Suyash continued practicing what he preached. He welcomed suggestions and ideas
from the workers and also started converting ideas into projects asking the
ideas generator to become the leader, choose a team of his choice and complete
the projects. On successful completion of the project the impact of the project
was evaluated and then local or multi-location implementation was done. He
began acknowledging the successful efforts and ideas of the workers by
classifying the ideas according their importance in five categories ranging
from one star to five star. Then, according to their weightage and
applicability, single star idea got a cash price of Rs. 75/- per head and five star
idea was rewarded with a cash price of Rs. 500/- per head and a dinner along
with his family with the M.D.Suyash also introduced Total Quality Management
(TQM) and started appraising the production batches on the parameters of yield
and quality.
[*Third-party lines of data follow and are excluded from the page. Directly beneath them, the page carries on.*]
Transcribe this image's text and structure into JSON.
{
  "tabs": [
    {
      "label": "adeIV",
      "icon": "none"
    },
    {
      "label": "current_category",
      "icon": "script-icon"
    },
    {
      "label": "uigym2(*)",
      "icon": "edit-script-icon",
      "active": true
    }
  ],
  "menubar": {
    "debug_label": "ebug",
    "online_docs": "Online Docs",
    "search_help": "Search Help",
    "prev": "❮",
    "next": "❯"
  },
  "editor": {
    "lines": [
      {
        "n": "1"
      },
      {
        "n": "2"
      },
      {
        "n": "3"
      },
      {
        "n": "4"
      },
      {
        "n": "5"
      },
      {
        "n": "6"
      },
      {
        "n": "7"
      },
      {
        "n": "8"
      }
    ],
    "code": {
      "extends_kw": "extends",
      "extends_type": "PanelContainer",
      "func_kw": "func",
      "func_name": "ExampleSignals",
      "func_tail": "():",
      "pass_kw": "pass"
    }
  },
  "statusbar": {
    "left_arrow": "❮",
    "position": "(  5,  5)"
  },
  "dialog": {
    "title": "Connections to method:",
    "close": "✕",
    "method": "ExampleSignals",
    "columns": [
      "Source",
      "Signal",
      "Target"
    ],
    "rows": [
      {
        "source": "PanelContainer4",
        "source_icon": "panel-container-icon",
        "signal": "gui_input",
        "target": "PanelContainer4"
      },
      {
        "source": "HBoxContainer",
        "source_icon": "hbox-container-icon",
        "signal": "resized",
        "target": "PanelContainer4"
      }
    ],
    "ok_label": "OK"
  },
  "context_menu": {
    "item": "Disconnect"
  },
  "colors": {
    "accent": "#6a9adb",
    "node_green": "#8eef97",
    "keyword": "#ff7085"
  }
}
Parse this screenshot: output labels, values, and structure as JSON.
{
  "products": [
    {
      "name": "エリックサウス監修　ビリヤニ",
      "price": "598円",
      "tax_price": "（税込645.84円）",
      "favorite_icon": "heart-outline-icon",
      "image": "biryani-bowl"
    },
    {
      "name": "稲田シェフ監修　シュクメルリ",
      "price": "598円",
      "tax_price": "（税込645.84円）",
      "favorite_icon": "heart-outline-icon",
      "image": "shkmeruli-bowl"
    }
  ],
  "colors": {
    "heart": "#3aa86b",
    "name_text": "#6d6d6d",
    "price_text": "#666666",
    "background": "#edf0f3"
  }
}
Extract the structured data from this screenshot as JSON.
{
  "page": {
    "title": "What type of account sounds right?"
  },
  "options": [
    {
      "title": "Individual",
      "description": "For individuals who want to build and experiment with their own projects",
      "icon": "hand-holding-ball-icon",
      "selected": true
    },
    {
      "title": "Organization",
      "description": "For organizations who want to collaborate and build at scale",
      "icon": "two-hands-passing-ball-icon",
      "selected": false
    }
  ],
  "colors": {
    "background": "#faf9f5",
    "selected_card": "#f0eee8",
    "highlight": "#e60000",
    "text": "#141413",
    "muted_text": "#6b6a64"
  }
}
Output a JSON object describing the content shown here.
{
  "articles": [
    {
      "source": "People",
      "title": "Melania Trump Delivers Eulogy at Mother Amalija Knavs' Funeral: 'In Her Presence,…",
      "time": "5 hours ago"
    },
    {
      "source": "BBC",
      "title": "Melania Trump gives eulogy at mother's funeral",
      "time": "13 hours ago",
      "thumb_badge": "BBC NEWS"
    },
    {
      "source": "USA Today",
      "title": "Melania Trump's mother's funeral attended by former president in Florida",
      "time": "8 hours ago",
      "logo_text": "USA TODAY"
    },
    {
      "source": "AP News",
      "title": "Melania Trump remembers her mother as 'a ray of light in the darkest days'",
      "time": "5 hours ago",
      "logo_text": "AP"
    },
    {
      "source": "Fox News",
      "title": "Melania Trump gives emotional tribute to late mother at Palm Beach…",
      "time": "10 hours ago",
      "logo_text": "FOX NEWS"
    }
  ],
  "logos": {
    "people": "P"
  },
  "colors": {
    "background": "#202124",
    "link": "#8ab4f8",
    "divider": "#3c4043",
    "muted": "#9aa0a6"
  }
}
The standards were laid down and targets were given on a monthly
basis. He then announced that extra production than the standardized yield
would be evaluated at 60% of manufacturing cost. The evaluated money then would
be divided equally amongst the entire staff from workers to the Vice President,
provided the assigned targets were achieved. This had a tremendous positive
effect on the thinking process of the workers. This not only increased
accountability and involvement, but also integrated the entire team. The
wastages and manufacturing losses were dramatically controlled. KBCL now was
not an organization with departments but a unified team working for a common
goal. When asked about the success, Suyash commented that workers and
management in KBCL were not two different levels but they were a synergistic
combination. This was obvious from the yield which had touched the unbelievable
records of 70 MT/month. This made KBCL the world’s largest Chloroquine
phosphate manufacturing unit. 60% of in-house production was being used for
domestic market and the company began exporting the rest to South Africa,
Pakistan, CIS, and the Gulf countries.
1.
What additional compensation and reward system would you suggest apart from the
ones mentioned in the case?
2.
If you had been in the place of Suyash, what measures would have recommended overcoming
the Chinese threat?
Section C: Applied Theory
1)
What is manpower planning? Explain the various steps involved in the manpower planning.
Discuss its objectives.
2)
What are Quality Circles? Examine the process involved in Quality Circles and
evaluate the advantages and disadvantages of quality circles.